Est-ce qu'un syndicat aurait, selon
vous, cette obligation-là? D'un côté, il est d'accord avec la charte, mais, de l'autre côté, il semble dire : Bien,
s'il y a une pénalité, s'il y a une sentence quelconque ou du moins… on
devra défendre nos employés.
M. Parent
(Réjean) : Moi, je ne veux
pas parler pour les centrales syndicales. Ils vont venir le faire. Ils vont
le dire, comment ils se prononcent par rapport à la charte. J'ai lu à travers
les médias, là, les positions qui sont prises, puis ça leur appartient, puis
ils viendront en témoigner.
Maintenant,
si on parle de régime de relations de travail, dans un cadre de relations de
travail, dans un régime, on est soumis à un code, on est soumis à des
obligations contractuelles. Le syndicat a une obligation de défense pleine et entière en vertu du Code du travail, mais pleine et entière, ça ne veut pas dire une défense aveugle, puis
il appartient… Je veux dire, quand tu fais l'appréciation, l'évaluation
d'un dossier, bien c'est sûr qu'au cours des dernières années des plaintes en vertu de 47, pour mauvaise
représentation, ont rendu les organisations syndicales plus chatouilleuses, mais, à
sa face même, si le salarié dit :
Moi, les normes, la loi, le règlement m'imposent que, et je ne veux rien savoir, puis il
fait le bras d'honneur, à un moment donné, tu ne peux pas demander à ton
syndicat de défendre l'indéfendable si toi-même, tu te poses dans une situation d'irrégularité. Mais là, si on est dans l'ordre
strict du droit, comment les centrales veulent naviguer avec ça, les
syndicats, tout ça, ça leur appartient à eux autres.

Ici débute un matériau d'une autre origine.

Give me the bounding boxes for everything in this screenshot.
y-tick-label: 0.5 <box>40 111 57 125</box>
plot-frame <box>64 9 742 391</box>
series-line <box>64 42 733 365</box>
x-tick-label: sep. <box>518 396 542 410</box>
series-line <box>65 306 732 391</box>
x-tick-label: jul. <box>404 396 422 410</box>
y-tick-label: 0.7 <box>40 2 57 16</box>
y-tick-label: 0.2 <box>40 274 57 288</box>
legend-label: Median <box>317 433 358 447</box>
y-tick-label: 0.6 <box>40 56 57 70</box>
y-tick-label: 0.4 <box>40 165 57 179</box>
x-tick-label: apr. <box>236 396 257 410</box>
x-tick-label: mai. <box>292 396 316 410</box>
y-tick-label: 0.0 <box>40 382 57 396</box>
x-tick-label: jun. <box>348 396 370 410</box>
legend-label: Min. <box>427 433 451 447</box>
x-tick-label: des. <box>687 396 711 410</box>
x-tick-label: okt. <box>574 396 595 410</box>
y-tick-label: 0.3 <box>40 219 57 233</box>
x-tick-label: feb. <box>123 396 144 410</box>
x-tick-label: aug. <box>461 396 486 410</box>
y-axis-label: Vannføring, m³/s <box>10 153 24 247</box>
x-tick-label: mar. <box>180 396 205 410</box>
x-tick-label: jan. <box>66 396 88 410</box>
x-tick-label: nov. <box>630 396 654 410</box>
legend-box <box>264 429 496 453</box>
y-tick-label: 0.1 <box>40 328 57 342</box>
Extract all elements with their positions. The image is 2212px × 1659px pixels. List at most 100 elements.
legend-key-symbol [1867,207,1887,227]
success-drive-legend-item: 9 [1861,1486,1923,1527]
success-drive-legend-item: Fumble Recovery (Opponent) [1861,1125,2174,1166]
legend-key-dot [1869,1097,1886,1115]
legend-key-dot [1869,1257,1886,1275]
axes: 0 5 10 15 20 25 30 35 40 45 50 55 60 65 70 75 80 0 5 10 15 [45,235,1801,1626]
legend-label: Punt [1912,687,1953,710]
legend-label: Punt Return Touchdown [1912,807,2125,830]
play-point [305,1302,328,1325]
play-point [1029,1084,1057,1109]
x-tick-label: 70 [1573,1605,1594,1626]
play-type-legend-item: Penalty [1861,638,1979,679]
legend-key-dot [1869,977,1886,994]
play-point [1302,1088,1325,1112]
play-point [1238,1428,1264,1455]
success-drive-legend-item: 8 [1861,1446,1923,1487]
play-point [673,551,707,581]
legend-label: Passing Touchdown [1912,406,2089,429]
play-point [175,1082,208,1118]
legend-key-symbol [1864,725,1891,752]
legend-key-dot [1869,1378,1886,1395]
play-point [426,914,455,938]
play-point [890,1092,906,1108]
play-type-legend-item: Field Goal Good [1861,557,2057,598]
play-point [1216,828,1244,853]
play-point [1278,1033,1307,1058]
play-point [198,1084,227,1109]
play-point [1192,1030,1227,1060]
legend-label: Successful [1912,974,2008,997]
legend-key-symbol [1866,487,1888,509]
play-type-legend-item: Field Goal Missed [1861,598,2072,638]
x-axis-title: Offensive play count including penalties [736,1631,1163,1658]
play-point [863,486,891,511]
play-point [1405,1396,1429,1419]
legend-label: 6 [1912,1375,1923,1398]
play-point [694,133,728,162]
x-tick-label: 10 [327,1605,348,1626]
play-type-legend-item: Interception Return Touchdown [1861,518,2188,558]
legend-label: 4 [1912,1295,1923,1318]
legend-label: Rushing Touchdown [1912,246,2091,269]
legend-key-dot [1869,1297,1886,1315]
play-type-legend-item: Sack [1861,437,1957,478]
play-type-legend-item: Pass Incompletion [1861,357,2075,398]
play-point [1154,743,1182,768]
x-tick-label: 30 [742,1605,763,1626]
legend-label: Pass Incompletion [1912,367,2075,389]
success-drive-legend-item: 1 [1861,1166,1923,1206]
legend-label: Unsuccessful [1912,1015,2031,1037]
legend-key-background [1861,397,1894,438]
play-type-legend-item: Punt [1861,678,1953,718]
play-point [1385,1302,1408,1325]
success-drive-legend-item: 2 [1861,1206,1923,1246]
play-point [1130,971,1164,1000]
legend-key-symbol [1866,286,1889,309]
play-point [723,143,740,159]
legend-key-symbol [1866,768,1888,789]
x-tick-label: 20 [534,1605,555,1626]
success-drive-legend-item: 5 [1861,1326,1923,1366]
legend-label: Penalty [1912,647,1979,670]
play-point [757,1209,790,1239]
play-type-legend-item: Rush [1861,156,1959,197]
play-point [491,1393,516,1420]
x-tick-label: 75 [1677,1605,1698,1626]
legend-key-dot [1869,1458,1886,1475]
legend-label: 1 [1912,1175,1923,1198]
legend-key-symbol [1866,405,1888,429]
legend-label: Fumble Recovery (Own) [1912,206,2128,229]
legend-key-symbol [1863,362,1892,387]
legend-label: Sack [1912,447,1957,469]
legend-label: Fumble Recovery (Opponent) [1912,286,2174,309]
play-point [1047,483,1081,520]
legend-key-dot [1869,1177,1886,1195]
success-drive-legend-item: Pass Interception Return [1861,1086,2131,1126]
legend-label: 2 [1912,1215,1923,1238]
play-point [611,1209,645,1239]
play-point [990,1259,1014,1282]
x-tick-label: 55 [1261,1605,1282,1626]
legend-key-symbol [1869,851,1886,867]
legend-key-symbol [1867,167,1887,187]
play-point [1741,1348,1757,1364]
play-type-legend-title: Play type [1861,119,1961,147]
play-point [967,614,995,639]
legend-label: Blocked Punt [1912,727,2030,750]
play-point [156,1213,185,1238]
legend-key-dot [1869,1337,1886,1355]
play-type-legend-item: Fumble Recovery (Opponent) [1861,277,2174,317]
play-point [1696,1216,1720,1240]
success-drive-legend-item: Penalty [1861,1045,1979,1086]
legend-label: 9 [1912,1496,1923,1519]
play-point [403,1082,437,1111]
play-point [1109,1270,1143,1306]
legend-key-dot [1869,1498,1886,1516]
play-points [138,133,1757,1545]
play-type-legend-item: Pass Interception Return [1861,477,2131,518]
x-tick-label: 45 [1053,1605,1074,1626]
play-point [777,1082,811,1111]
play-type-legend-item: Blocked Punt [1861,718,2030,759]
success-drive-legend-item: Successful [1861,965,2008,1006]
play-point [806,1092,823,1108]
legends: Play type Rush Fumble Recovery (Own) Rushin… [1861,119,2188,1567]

Le Président (M. Ferland) :
Alors, merci. Merci, M. Parent. Merci pour votre présentation.
Alors, je
vais suspendre quelques instants pour permettre au prochain groupe de
prendre place. On va suspendre quelques instants.
(Suspension de la séance à 11 h 4)
(Reprise à 11 h 7)
Le Président (M. Ferland) :
Alors, la commission va reprendre ses travaux. Maintenant, nous recevons M. Sam Haroun. Alors, M. Haroun, vous
disposez d'un temps de 10 minutes pour présenter votre mémoire,
suivra ensuite une période d'échange. Alors, à vous la parole.
M. Sam Haroun
M. Haroun (Sam) : Merci, M. le
Président. M. le Président, Mmes, MM. les députés, la charte des valeurs répond à une attente. Depuis les années 80,
le Québec est confronté à des manifestations d'intégrisme de la part
d'individus de toutes religions qui croient que la souveraineté de Dieu est
supérieure à la souveraineté des institutions humaines. Or, dans une démocratie, seul le peuple est souverain et seul le
Parlement est le dépositaire de cette souveraineté. Pour la première
fois au Québec et au Canada, un gouvernement propose une politique traitant des
rapports entre l'État et la religion. Cette
politique a l'avantage d'être globale et cohérente, et c'est tout à l'honneur
du gouvernement d'ouvrir le débat à l'ensemble de l'opinion publique.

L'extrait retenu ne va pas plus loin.